X86_64ABIInfo::classifyArgumentType and classifyReturnType
will classify fp128 type as "double" through the help of GetSSETypeAtOffset.
These two or three functions still need more changes to handle fp128.
So I used the special cases for fp128, which seemed simpler with lower risk.

The mapping to register classes is quite complicated to decide converted parameter or return types. Although AMD64 spec has lengthy rules written this way, the rules are quite difficult to understand the mapping of fp128 type.

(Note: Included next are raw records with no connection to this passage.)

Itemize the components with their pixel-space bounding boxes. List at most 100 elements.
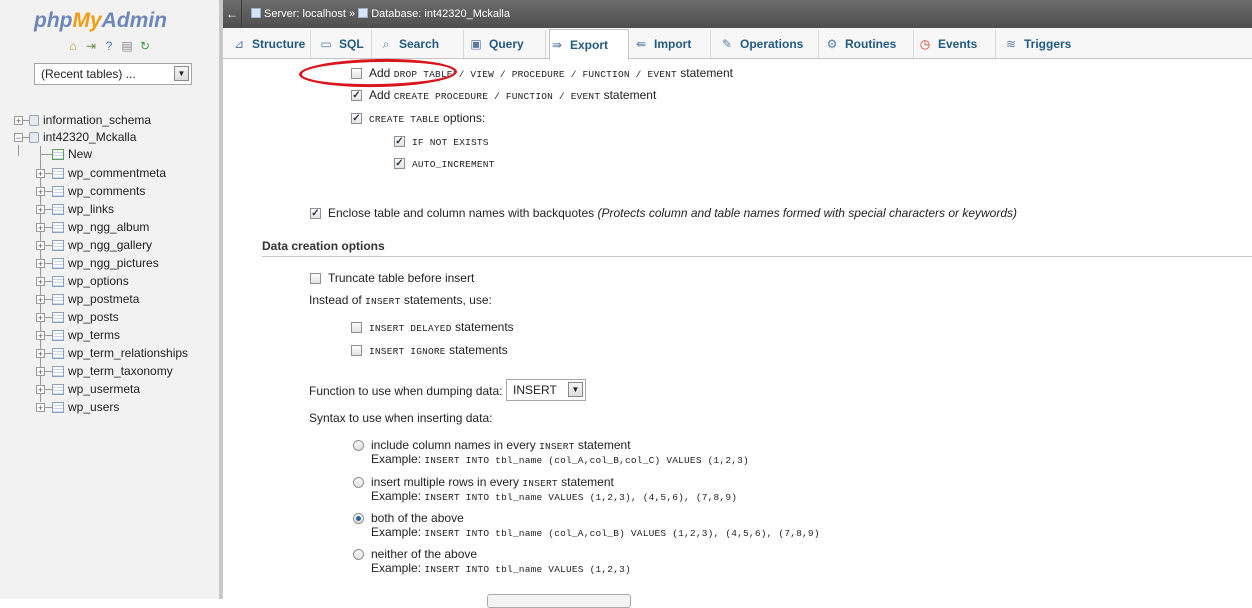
docs-icon[interactable]: ▤ xyxy=(120,40,134,53)
tab-sql[interactable]: ▭ SQL xyxy=(319,30,372,58)
auto-increment-label[interactable]: AUTO_INCREMENT xyxy=(412,155,495,173)
annotation-circle xyxy=(298,57,458,89)
truncate-checkbox[interactable] xyxy=(310,273,321,284)
table-icon xyxy=(52,384,64,395)
reload-icon[interactable]: ↻ xyxy=(138,40,152,53)
breadcrumb: Server: localhost » Database: int42320_M… xyxy=(251,0,510,28)
insert-ignore-checkbox[interactable] xyxy=(351,345,362,356)
expand-icon[interactable]: + xyxy=(36,241,45,251)
database-icon xyxy=(358,8,369,18)
expand-icon[interactable]: + xyxy=(36,385,45,395)
if-not-exists-checkbox[interactable]: ✓ xyxy=(394,136,405,147)
tab-structure[interactable]: ⊿ Structure xyxy=(232,30,311,58)
panel-resize-handle[interactable] xyxy=(219,0,223,599)
tab-triggers[interactable]: ≋ Triggers xyxy=(1004,30,1084,58)
expand-icon[interactable]: + xyxy=(36,403,45,413)
breadcrumb-server[interactable]: Server: localhost xyxy=(264,8,346,20)
collapse-nav-button[interactable]: ← xyxy=(223,0,242,28)
collapse-icon[interactable]: − xyxy=(14,133,23,143)
syntax-radio-include-columns[interactable] xyxy=(353,440,364,451)
syntax-example: Example: INSERT INTO tbl_name (col_A,col… xyxy=(371,525,820,539)
expand-icon[interactable]: + xyxy=(36,223,45,233)
new-table-icon xyxy=(52,149,64,160)
backquotes-checkbox[interactable]: ✓ xyxy=(310,208,321,219)
tab-import[interactable]: ⇚ Import xyxy=(634,30,711,58)
create-table-label[interactable]: CREATE TABLE options: xyxy=(369,110,485,128)
logout-icon[interactable]: ⇥ xyxy=(84,40,98,53)
import-icon: ⇚ xyxy=(635,37,647,51)
tab-events[interactable]: ◷ Events xyxy=(918,30,996,58)
create-table-checkbox[interactable]: ✓ xyxy=(351,113,362,124)
expand-icon[interactable]: + xyxy=(36,367,45,377)
server-icon xyxy=(251,8,261,18)
recent-tables-select[interactable]: (Recent tables) ... ▼ xyxy=(34,63,192,85)
expand-icon[interactable]: + xyxy=(36,313,45,323)
triggers-icon: ≋ xyxy=(1005,37,1017,51)
table-icon xyxy=(52,366,64,377)
syntax-radio-multiple-rows[interactable] xyxy=(353,477,364,488)
operations-icon: ✎ xyxy=(721,37,733,51)
insert-delayed-label[interactable]: INSERT DELAYED statements xyxy=(369,319,514,337)
tab-routines[interactable]: ⚙ Routines xyxy=(825,30,914,58)
syntax-example: Example: INSERT INTO tbl_name (col_A,col… xyxy=(371,452,749,466)
chevron-down-icon: ▼ xyxy=(568,382,583,397)
phpmyadmin-logo[interactable]: phpMyAdmin xyxy=(34,9,167,33)
database-icon xyxy=(29,132,39,143)
add-create-label[interactable]: Add CREATE PROCEDURE / FUNCTION / EVENT … xyxy=(369,87,656,105)
instead-of-label: Instead of INSERT statements, use: xyxy=(309,293,492,307)
table-icon xyxy=(52,348,64,359)
table-icon xyxy=(52,258,64,269)
tab-export[interactable]: ⇛ Export xyxy=(549,29,629,61)
expand-icon[interactable]: + xyxy=(36,259,45,269)
function-select[interactable]: INSERT ▼ xyxy=(506,379,586,401)
table-icon xyxy=(52,168,64,179)
syntax-radio-both[interactable] xyxy=(353,513,364,524)
breadcrumb-database[interactable]: Database: int42320_Mckalla xyxy=(371,8,510,20)
go-button[interactable] xyxy=(487,594,631,608)
home-icon[interactable]: ⌂ xyxy=(66,40,80,53)
table-icon xyxy=(52,276,64,287)
tab-operations[interactable]: ✎ Operations xyxy=(720,30,819,58)
expand-icon[interactable]: + xyxy=(36,349,45,359)
if-not-exists-label[interactable]: IF NOT EXISTS xyxy=(412,133,489,151)
backquotes-label[interactable]: Enclose table and column names with back… xyxy=(328,205,1017,221)
help-icon[interactable]: ? xyxy=(102,40,116,53)
syntax-example: Example: INSERT INTO tbl_name VALUES (1,… xyxy=(371,561,631,575)
table-icon xyxy=(52,240,64,251)
expand-icon[interactable]: + xyxy=(36,277,45,287)
insert-ignore-label[interactable]: INSERT IGNORE statements xyxy=(369,342,508,360)
database-icon xyxy=(29,115,39,126)
syntax-radio-neither[interactable] xyxy=(353,549,364,560)
expand-icon[interactable]: + xyxy=(36,169,45,179)
syntax-example: Example: INSERT INTO tbl_name VALUES (1,… xyxy=(371,489,738,503)
chevron-down-icon: ▼ xyxy=(174,66,189,81)
add-create-checkbox[interactable]: ✓ xyxy=(351,90,362,101)
table-icon xyxy=(52,402,64,413)
quick-icons: ⌂ ⇥ ? ▤ ↻ xyxy=(66,40,152,53)
query-icon: ▣ xyxy=(470,37,482,51)
tab-query[interactable]: ▣ Query xyxy=(469,30,546,58)
sql-icon: ▭ xyxy=(320,37,332,51)
tree-line xyxy=(18,145,19,156)
table-icon xyxy=(52,294,64,305)
divider xyxy=(262,256,1252,257)
table-icon xyxy=(52,312,64,323)
expand-icon[interactable]: + xyxy=(36,205,45,215)
tree-line xyxy=(40,146,41,402)
search-icon: ⌕ xyxy=(382,37,390,51)
expand-icon[interactable]: + xyxy=(36,331,45,341)
section-title-data-creation: Data creation options xyxy=(262,239,385,253)
expand-icon[interactable]: + xyxy=(14,116,23,126)
expand-icon[interactable]: + xyxy=(36,187,45,197)
insert-delayed-checkbox[interactable] xyxy=(351,322,362,333)
expand-icon[interactable]: + xyxy=(36,295,45,305)
table-icon xyxy=(52,330,64,341)
table-icon xyxy=(52,186,64,197)
navigation-panel: phpMyAdmin ⌂ ⇥ ? ▤ ↻ (Recent tables) ...… xyxy=(0,0,219,599)
auto-increment-checkbox[interactable]: ✓ xyxy=(394,158,405,169)
tab-search[interactable]: ⌕ Search xyxy=(379,30,464,58)
export-icon: ⇛ xyxy=(551,38,563,52)
truncate-label[interactable]: Truncate table before insert xyxy=(328,270,474,286)
function-label: Function to use when dumping data: xyxy=(309,384,503,398)
routines-icon: ⚙ xyxy=(826,37,838,51)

Is there other way to simplify these classification functions?

lib/CodeGen/TargetInfo.cpp
1973–1987

Done.

chh updated this revision to Diff 31268.Aug 3 2015, 2:37 PM
chh marked an inline comment as done.

New svn diff after svn update.

chh added a comment.Aug 3 2015, 2:59 PM

Ping. I hope the new synced diff will be easier to review.

rnk added a comment.Aug 6 2015, 10:54 AM
In D11437#211165, @chh wrote:

I tried to make X86_64ABIInfo::classify to return (Lo=SSE, Hi=NoClass) for fp128 long double type, or (Lo=SSE, Hi=SSEUp). That is not enough, although making fp128 Complex type to "Memory" worked.

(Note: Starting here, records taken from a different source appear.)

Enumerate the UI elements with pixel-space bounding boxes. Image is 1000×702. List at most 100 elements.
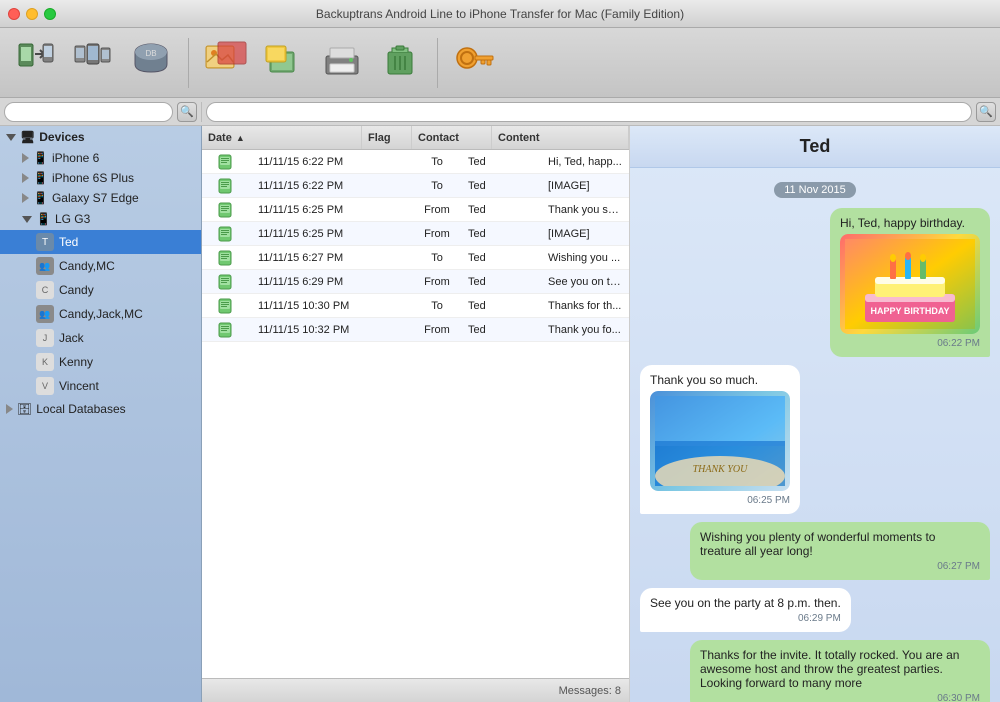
msg-time: 06:22 PM <box>840 338 980 349</box>
photos-icon <box>204 38 248 87</box>
td-flag: To <box>412 156 462 168</box>
td-contact: Ted <box>462 156 542 168</box>
table-row[interactable]: 11/11/15 10:32 PM From Ted Thank you fo.… <box>202 318 629 342</box>
td-flag: To <box>412 180 462 192</box>
td-flag: From <box>412 204 462 216</box>
sort-arrow-date: ▲ <box>236 133 245 143</box>
column-header-date[interactable]: Date ▲ <box>202 126 362 149</box>
table-row[interactable]: 11/11/15 10:30 PM To Ted Thanks for th..… <box>202 294 629 318</box>
galaxy-icon: 📱 <box>33 191 48 205</box>
toolbar-separator-1 <box>188 38 189 88</box>
trash-icon <box>380 38 420 87</box>
table-row[interactable]: 11/11/15 6:25 PM From Ted [IMAGE] <box>202 222 629 246</box>
sidebar-item-iphone6s[interactable]: 📱 iPhone 6S Plus <box>0 168 201 188</box>
td-date: 11/11/15 6:27 PM <box>252 252 412 264</box>
column-header-content[interactable]: Content <box>492 126 629 149</box>
td-contact: Ted <box>462 324 542 336</box>
close-button[interactable] <box>8 8 20 20</box>
chat-header: Ted <box>630 126 1000 168</box>
td-icon <box>202 225 252 243</box>
sidebar-search-input[interactable] <box>4 102 173 122</box>
print-button[interactable] <box>317 37 367 89</box>
candy-mc-avatar: 👥 <box>36 257 54 275</box>
devices-label: Devices <box>39 130 84 144</box>
table-body: 11/11/15 6:22 PM To Ted Hi, Ted, happ...… <box>202 150 629 678</box>
td-icon <box>202 297 252 315</box>
td-icon <box>202 321 252 339</box>
td-content: Hi, Ted, happ... <box>542 156 629 168</box>
td-date: 11/11/15 6:22 PM <box>252 180 412 192</box>
sidebar-contact-ted[interactable]: T Ted <box>0 230 201 254</box>
table-row[interactable]: 11/11/15 6:27 PM To Ted Wishing you ... <box>202 246 629 270</box>
candy-avatar: C <box>36 281 54 299</box>
td-contact: Ted <box>462 180 542 192</box>
td-icon <box>202 201 252 219</box>
sidebar-local-db[interactable]: 🗄 Local Databases <box>0 398 201 420</box>
birthday-image: HAPPY BIRTHDAY <box>840 234 980 334</box>
td-icon <box>202 273 252 291</box>
candy-jack-mc-avatar: 👥 <box>36 305 54 323</box>
sidebar-contact-jack[interactable]: J Jack <box>0 326 201 350</box>
lg-icon: 📱 <box>36 212 51 226</box>
sidebar-search-button[interactable]: 🔍 <box>177 102 197 122</box>
table-row[interactable]: 11/11/15 6:29 PM From Ted See you on th.… <box>202 270 629 294</box>
sidebar-contact-candy[interactable]: C Candy <box>0 278 201 302</box>
column-header-flag[interactable]: Flag <box>362 126 412 149</box>
local-db-triangle <box>6 404 13 414</box>
td-icon <box>202 249 252 267</box>
iphone6s-label: iPhone 6S Plus <box>52 171 134 185</box>
sidebar-devices-header[interactable]: 🖥 Devices <box>0 126 201 148</box>
minimize-button[interactable] <box>26 8 38 20</box>
jack-label: Jack <box>59 331 84 345</box>
chat-message: Wishing you plenty of wonderful moments … <box>690 522 990 580</box>
column-header-contact[interactable]: Contact <box>412 126 492 149</box>
key-icon <box>455 38 495 87</box>
kenny-label: Kenny <box>59 355 93 369</box>
table-search-button[interactable]: 🔍 <box>976 102 996 122</box>
td-content: [IMAGE] <box>542 180 629 192</box>
td-content: [IMAGE] <box>542 228 629 240</box>
msg-time: 06:30 PM <box>700 693 980 702</box>
photos-button[interactable] <box>201 37 251 89</box>
devices-icon: 🖥 <box>20 130 35 144</box>
sidebar-contact-candy-mc[interactable]: 👥 Candy,MC <box>0 254 201 278</box>
transfer-button[interactable] <box>10 37 60 89</box>
galaxy-triangle <box>22 193 29 203</box>
transfer-icon <box>15 38 55 87</box>
table-row[interactable]: 11/11/15 6:22 PM To Ted [IMAGE] <box>202 174 629 198</box>
sidebar-item-iphone6[interactable]: 📱 iPhone 6 <box>0 148 201 168</box>
trash-button[interactable] <box>375 37 425 89</box>
msg-time: 06:27 PM <box>700 561 980 572</box>
title-bar: Backuptrans Android Line to iPhone Trans… <box>0 0 1000 28</box>
sidebar-contact-vincent[interactable]: V Vincent <box>0 374 201 398</box>
sidebar-item-lg[interactable]: 📱 LG G3 <box>0 208 201 230</box>
table-row[interactable]: 11/11/15 6:22 PM To Ted Hi, Ted, happ... <box>202 150 629 174</box>
device-manager-button[interactable] <box>68 37 118 89</box>
msg-text: Hi, Ted, happy birthday. <box>840 216 980 230</box>
maximize-button[interactable] <box>44 8 56 20</box>
iphone6-icon: 📱 <box>33 151 48 165</box>
table-search: 🔍 <box>202 102 1000 122</box>
devices-triangle <box>6 134 16 141</box>
candy-label: Candy <box>59 283 94 297</box>
backup-button[interactable]: DB <box>126 37 176 89</box>
table-search-input[interactable] <box>206 102 972 122</box>
sidebar-item-galaxy[interactable]: 📱 Galaxy S7 Edge <box>0 188 201 208</box>
chat-area: Ted 11 Nov 2015Hi, Ted, happy birthday. <box>630 126 1000 702</box>
svg-text:HAPPY BIRTHDAY: HAPPY BIRTHDAY <box>870 306 949 316</box>
table-row[interactable]: 11/11/15 6:25 PM From Ted Thank you so..… <box>202 198 629 222</box>
key-button[interactable] <box>450 37 500 89</box>
td-contact: Ted <box>462 300 542 312</box>
chat-body: 11 Nov 2015Hi, Ted, happy birthday. <box>630 168 1000 702</box>
sidebar-contact-kenny[interactable]: K Kenny <box>0 350 201 374</box>
chat-message: Thank you so much. <box>640 365 800 514</box>
jack-avatar: J <box>36 329 54 347</box>
export-button[interactable] <box>259 37 309 89</box>
sidebar-contact-candy-jack-mc[interactable]: 👥 Candy,Jack,MC <box>0 302 201 326</box>
chat-message: Thanks for the invite. It totally rocked… <box>690 640 990 702</box>
table-header: Date ▲ Flag Contact Content <box>202 126 629 150</box>
td-flag: To <box>412 252 462 264</box>
lg-triangle <box>22 216 32 223</box>
toolbar: DB <box>0 28 1000 98</box>
td-flag: From <box>412 276 462 288</box>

X86_64ABIInfo::classifyArgumentType and classifyReturnType
will classify fp128 type as "double" through the help of GetSSETypeAtOffset.
These two or three functions still need more changes to handle fp128.
So I used the special cases for fp128, which seemed simpler with lower risk.

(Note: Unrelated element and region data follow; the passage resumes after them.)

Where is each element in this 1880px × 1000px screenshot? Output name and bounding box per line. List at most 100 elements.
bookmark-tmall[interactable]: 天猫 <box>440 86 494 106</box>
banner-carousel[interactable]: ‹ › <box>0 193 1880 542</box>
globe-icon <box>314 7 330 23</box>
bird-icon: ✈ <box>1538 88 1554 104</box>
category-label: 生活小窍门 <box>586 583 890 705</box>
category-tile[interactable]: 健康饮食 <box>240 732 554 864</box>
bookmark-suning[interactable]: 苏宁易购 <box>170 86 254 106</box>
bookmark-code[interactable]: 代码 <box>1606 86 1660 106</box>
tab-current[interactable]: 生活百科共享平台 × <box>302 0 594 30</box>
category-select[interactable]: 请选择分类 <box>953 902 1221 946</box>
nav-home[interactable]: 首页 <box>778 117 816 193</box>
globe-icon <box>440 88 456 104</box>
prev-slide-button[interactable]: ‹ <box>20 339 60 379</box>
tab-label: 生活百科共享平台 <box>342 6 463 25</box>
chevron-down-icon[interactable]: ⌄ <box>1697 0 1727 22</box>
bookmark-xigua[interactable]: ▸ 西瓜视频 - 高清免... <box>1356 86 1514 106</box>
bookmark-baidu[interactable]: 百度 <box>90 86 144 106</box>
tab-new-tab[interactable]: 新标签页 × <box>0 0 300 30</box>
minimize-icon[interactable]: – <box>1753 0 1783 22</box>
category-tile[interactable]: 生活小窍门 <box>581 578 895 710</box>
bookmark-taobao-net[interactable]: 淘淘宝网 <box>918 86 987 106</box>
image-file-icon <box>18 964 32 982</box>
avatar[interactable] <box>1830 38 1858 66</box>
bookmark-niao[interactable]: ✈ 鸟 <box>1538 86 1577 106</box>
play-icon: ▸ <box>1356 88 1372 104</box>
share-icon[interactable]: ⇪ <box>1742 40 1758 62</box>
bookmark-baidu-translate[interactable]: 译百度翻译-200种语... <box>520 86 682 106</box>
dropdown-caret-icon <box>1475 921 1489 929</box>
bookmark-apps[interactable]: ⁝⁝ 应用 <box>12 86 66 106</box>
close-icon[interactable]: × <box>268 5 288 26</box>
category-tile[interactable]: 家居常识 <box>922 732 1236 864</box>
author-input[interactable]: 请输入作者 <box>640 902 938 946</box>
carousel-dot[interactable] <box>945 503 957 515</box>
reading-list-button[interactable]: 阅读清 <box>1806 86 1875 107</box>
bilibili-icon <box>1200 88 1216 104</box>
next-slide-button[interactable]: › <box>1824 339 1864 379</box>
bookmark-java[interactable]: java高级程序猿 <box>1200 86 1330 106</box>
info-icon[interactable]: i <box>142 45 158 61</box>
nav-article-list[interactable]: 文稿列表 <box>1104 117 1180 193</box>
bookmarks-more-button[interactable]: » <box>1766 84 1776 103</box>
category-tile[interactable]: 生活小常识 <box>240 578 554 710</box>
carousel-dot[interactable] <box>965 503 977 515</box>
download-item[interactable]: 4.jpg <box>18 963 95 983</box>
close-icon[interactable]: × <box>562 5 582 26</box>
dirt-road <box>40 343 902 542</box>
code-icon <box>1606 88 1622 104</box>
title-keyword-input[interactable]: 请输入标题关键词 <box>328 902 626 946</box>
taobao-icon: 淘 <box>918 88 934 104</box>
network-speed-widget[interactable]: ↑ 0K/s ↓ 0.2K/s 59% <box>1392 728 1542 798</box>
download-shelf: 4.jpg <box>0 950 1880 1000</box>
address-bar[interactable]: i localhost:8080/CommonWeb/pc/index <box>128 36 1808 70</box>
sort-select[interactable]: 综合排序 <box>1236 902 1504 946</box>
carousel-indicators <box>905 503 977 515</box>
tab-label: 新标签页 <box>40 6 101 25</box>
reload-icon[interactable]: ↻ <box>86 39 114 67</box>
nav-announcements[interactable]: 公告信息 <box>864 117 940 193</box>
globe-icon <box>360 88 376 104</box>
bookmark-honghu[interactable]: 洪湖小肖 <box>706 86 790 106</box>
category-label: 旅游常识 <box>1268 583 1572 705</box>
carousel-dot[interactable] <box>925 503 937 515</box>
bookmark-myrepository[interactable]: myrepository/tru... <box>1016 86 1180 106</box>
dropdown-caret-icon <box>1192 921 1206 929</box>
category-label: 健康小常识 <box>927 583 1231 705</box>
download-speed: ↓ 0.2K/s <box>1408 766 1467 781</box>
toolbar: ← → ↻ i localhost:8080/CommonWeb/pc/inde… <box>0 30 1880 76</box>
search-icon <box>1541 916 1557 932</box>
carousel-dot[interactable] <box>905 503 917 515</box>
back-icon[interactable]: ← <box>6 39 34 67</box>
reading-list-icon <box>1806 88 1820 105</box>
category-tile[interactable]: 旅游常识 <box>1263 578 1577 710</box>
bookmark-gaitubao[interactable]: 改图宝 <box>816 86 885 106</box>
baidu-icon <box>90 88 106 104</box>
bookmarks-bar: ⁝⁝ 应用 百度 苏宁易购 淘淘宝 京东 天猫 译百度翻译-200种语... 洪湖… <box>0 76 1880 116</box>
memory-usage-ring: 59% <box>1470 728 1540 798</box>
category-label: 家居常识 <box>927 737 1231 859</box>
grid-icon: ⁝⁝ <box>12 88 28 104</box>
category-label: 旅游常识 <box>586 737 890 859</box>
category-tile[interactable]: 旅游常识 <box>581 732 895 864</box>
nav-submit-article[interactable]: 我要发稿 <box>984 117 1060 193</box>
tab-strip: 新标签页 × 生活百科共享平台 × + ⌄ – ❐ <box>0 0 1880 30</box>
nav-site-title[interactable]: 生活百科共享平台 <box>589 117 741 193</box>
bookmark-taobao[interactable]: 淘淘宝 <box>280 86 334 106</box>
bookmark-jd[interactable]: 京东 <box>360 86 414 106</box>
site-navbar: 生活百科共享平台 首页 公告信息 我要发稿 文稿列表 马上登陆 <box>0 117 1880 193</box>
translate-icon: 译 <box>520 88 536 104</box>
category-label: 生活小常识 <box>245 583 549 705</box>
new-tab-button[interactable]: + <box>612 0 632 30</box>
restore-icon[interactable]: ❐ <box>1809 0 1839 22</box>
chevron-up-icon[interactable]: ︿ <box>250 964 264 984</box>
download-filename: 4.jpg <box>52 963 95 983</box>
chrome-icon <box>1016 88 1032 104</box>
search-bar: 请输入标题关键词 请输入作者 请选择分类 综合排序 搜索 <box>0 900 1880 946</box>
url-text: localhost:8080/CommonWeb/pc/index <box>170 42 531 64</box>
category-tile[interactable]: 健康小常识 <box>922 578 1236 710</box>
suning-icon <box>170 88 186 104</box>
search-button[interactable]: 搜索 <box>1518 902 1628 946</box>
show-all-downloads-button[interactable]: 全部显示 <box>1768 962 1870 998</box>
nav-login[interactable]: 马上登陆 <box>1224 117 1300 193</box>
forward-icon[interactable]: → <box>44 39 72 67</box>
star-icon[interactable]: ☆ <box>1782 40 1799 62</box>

The mapping to register classes is quite complicated to decide converted parameter or return types. Although AMD64 spec has lengthy rules written this way, the rules are quite difficult to understand the mapping of fp128 type.

Is there other way to simplify these classification functions?

I think the right approach is to classify as SSE+SSEUp. It didn't work for you because GetByteVectorType was turning fp128 types into <2 x double>, which will correctly use XMM registers, but is not the IR you wanted.

I have a patch that fixes the TODOs and simplifies the code, do you mind if I land that?

rnk commandeered this revision.Aug 6 2015, 10:56 AM
rnk added a reviewer: chh.

Comandeering so I can upload my diff.

rnk updated this revision to Diff 31457.Aug 6 2015, 10:56 AM
rnk updated this object.
  • Update classify and GetByteVectorType
chh edited edge metadata.Aug 6 2015, 3:55 PM

Reid, thanks a lot for fixing my hacks!

I tried your new diff 31457 and it worked for Android libm and all my other tests.
I am still waiting for some review of the back end changes in http://reviews.llvm.org/D11438.
This patch can be submitted now or later with D11438.
Would you like to submit this one?

chh accepted this revision.Aug 6 2015, 3:56 PM
chh edited edge metadata.
This revision is now accepted and ready to land.Aug 6 2015, 3:56 PM
This revision was automatically updated to reflect the committed changes.